How to combine parallelization and concurrency in a single python library?

Question:

I want to speed up my code by using concurrency and parallelization within one library using Python.

My current set up goes in single thread:

- input a, b, c
- downloading data into a list: data = [downloadedData(a), downloadedData(b), downloadedData(c)]
- transforming data one by one in any order. But output from the previous transformation is needed for the next transformation. Order doesn't matter.
result = transformer(data[0], None)
result = transformer(data[1], result)
result = transformer(data[2], result)

So as you can see I can download data in parallel and in any order. The duration of the process of downloading the data depends on input (a, b, c).
The transformations can be can in any order as well but only one by one.

So ideally: I would like to transform the first pack of downloaded data, even if the rest of the data is not downloaded.

So I can find a way to do multiple requests and do the transformations one by one, but I failed to combine them in a single python library (concurrent and subprocesses)

Asked By: Krzysztof C

||

Answers:

First, there is no such way of "combining parallelisation and concurrency" as parallelisation is already a form of concurrency.
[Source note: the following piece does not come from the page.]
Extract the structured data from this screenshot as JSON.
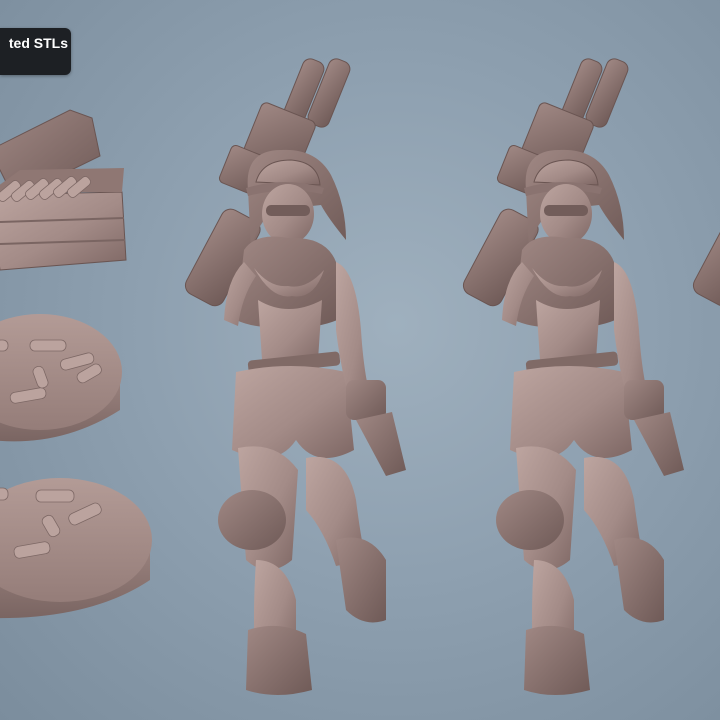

Concurrency roughly means that execution can be out of order and interleaved with other computations while parallelism means that multiple executions can append at the same time (they can overlap in time, thus the executions are concurrent).

What you likely want is:

  • downloads can be executed in parallel,
  • transformations must be executed sequentially (not in parallel).

To achieve this, you can use a thread pool:

from concurrent.futures import ThreadPoolExecutor
from time import sleep


def download_data(url: str) -> str:
    print(f"Downloading {url}")
    sleep(0.5)
    return url


def transform(data: str) -> str:
    print(f"Transforming {data}")
    sleep(0.5)
    return data


def main():
    urls = ["foo", "bar", "baz"]
    
    
    with ThreadPoolExecutor() as pool:
        # Concurrently execute multiple `downloads_data`
        donwloads = pool.map(download_data, urls)
        results = []

        # Execute `transform` one at a time
        for dl in donwloads:
            result = transform(dl)
            results.append(result)
        
        print(f"Output: {results}")


if __name__ == "__main__":
    main()

Here, the .map() operator will schedule the execution of download_data in parallel for each urls item. This does not wait for the downloads to finish. Instead, it returns an iterator (named downloads here) that will yield the downloads as soon as they are available. The items are yielded sequentially, thus the transformations are not executed concurrently.

If you execute this code, you’ll notice that the three "Downloading {url}" are printed right away while the "Transforming {data}" are printed one at a time.

Answered By: Louis Lac